Review: Fracture by Megan Miranda

Miranda, Megan. Fracture.New York:Walker Childrens, 2012. 272pp. Ages 12up
Received from Netgalley
 Fracture: the act or process of breaking or the state of being broken
                                                                    -Merriam-Webster Dictionary

Eleven minutes passed before Delaney Maxwell was pulled from the icy waters of a Maine lake by her best friend Decker Phillips. By then her heart had stopped beating. Her brain had stopped working. She was dead. And yet she somehow defied medical precedent to come back seemingly fine —despite the scans that showed significant brain damage. Everyone wants Delaney to be all right, but she knows she's far from normal. Pulled by strange sensations she can't control or explain, Delaney finds herself drawn to the dying. Is her altered brain now predicting death, or causing it?

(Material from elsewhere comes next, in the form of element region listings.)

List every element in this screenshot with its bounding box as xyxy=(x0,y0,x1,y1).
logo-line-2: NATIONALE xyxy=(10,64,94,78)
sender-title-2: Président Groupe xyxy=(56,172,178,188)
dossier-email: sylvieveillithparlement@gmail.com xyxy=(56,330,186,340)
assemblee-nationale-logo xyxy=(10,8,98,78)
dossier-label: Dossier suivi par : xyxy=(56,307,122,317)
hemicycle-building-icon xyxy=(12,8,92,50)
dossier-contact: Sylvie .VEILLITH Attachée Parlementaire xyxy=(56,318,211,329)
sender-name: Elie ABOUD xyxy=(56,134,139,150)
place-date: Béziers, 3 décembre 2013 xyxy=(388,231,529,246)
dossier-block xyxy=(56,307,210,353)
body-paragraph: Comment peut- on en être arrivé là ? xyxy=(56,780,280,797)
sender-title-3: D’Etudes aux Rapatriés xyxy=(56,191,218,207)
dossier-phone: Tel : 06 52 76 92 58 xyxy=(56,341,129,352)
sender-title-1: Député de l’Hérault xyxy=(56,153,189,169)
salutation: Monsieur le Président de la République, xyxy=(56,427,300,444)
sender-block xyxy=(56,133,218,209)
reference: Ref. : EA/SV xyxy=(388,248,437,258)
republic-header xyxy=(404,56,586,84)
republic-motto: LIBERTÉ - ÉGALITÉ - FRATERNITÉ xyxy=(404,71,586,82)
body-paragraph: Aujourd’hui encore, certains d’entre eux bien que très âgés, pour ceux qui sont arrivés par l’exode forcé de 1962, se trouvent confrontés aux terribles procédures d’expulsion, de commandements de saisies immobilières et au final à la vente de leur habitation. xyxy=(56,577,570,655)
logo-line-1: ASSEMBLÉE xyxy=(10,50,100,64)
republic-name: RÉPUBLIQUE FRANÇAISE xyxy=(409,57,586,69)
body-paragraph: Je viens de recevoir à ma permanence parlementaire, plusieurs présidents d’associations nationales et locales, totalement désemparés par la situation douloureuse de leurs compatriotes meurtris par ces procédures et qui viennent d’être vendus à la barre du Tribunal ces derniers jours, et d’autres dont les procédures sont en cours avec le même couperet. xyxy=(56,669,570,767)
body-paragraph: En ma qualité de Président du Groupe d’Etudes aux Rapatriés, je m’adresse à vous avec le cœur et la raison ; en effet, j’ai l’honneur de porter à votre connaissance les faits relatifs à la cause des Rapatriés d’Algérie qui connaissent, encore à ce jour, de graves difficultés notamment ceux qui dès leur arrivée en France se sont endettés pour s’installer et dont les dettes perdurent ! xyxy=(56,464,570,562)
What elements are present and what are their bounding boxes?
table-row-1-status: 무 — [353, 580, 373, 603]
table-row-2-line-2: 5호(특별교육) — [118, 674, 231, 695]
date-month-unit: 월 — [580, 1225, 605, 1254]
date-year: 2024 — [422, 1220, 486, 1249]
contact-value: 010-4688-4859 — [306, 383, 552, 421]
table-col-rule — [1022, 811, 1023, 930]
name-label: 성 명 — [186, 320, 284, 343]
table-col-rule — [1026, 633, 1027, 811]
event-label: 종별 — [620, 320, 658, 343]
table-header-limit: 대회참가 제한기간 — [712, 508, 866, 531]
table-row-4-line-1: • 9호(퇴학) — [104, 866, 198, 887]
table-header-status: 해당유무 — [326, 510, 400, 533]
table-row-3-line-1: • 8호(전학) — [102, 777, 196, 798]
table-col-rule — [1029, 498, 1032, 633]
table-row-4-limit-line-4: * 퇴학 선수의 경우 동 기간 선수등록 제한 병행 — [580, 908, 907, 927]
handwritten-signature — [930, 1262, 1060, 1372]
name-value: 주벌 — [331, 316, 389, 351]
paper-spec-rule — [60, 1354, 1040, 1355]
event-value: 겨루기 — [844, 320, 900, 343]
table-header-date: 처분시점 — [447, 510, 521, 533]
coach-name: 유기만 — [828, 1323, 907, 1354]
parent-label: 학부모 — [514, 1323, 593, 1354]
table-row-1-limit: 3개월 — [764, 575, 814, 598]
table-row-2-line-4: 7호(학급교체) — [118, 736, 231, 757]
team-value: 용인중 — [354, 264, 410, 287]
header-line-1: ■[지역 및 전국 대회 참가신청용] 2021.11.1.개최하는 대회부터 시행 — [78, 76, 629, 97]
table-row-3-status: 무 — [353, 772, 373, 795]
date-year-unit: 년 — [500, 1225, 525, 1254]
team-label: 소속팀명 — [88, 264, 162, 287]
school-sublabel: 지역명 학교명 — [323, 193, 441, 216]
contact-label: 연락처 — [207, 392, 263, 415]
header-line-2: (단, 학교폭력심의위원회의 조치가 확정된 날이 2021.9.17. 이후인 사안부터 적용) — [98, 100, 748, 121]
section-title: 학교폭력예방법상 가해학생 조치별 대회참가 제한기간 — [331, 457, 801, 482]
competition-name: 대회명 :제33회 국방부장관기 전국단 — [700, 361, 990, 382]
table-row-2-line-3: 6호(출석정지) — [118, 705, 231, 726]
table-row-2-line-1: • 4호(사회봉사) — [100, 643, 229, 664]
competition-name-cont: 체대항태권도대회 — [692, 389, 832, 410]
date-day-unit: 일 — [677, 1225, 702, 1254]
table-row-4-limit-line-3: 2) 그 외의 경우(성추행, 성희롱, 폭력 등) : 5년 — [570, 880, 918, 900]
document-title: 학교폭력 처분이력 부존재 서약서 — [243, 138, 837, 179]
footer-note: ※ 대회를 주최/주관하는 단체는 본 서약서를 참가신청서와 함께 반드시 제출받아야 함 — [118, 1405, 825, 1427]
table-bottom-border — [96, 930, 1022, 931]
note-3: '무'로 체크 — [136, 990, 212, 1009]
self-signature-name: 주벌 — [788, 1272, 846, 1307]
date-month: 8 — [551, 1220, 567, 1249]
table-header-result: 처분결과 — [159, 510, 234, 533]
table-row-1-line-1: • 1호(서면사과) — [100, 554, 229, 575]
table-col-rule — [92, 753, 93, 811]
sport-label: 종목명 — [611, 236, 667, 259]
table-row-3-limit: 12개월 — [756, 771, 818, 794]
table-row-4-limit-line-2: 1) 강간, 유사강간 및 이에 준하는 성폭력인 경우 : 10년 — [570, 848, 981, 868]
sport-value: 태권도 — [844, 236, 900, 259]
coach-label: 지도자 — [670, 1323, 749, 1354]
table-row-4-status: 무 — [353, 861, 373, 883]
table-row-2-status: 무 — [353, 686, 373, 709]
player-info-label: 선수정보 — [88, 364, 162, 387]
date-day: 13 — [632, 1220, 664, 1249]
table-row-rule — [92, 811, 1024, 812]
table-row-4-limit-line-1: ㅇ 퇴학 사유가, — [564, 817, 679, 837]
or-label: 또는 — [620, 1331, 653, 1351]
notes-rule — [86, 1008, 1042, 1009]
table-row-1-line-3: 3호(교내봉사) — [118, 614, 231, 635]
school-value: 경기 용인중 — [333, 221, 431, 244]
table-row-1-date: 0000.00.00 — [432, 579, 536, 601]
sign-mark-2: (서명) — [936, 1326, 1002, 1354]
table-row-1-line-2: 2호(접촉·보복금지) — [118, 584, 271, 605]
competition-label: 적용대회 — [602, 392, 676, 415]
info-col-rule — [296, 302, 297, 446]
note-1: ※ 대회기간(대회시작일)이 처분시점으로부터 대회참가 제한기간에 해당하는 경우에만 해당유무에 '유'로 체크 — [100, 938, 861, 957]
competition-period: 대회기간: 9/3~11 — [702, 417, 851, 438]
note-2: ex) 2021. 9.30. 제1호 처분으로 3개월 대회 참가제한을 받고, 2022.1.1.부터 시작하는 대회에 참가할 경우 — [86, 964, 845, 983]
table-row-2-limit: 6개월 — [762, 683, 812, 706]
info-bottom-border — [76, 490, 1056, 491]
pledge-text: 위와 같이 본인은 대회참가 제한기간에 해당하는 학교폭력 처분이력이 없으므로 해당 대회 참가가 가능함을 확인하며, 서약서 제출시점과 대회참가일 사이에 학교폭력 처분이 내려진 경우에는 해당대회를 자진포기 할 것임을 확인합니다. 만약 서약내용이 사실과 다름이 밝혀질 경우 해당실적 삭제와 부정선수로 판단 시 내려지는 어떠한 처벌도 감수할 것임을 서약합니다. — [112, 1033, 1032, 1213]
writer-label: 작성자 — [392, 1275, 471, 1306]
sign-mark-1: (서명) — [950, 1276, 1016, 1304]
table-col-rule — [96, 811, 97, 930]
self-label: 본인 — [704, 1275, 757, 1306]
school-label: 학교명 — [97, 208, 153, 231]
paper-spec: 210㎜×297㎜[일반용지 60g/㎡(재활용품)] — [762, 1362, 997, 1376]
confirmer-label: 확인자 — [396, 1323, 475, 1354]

Then Delaney meets Troy Varga, who recently emerged from a coma with similar abilities. At first she's reassured to find someone who understands the strangeness of her new existence, but Delaney soon discovers that Troy's motives aren't quite what she thought. Is their gift a miracle, a freak of nature-or something much more frightening? 


Fracture grabs hold of your heart right from the beginning, and I enjoyed it. This book was so emotional, and it shows how one event can have a ripple effect on others lives. Delaney comes out the coma, different broken, fractured pieces of herself, no longer the Delaney that they once knew but the Delaney that is yet known. She is alive but wrong at least to her family, and even to herself she is changed from her life and death situation. She has these tremors that she realizes is death drawing her near, which sounds like some sort of seizure. Troy,was a scary character, he was so lost in his own grief and believed what he was doing was justified. Delaney's mother made me angry at times in how she dealt with the Delaney. However,  my favorite part of the book was the friendship between Decker and Delaney, it was true, heartwarming and very believable. Overall, this was an great read that will make you feel many emotions about love, loss, hope, friendship, death and life.

Favorite Quote: "Death is finite. Unless it's not. In which case it wasn't death in the first place. Just an absence of life."

Cover Review: Absolutely love it! I love reflections in photography.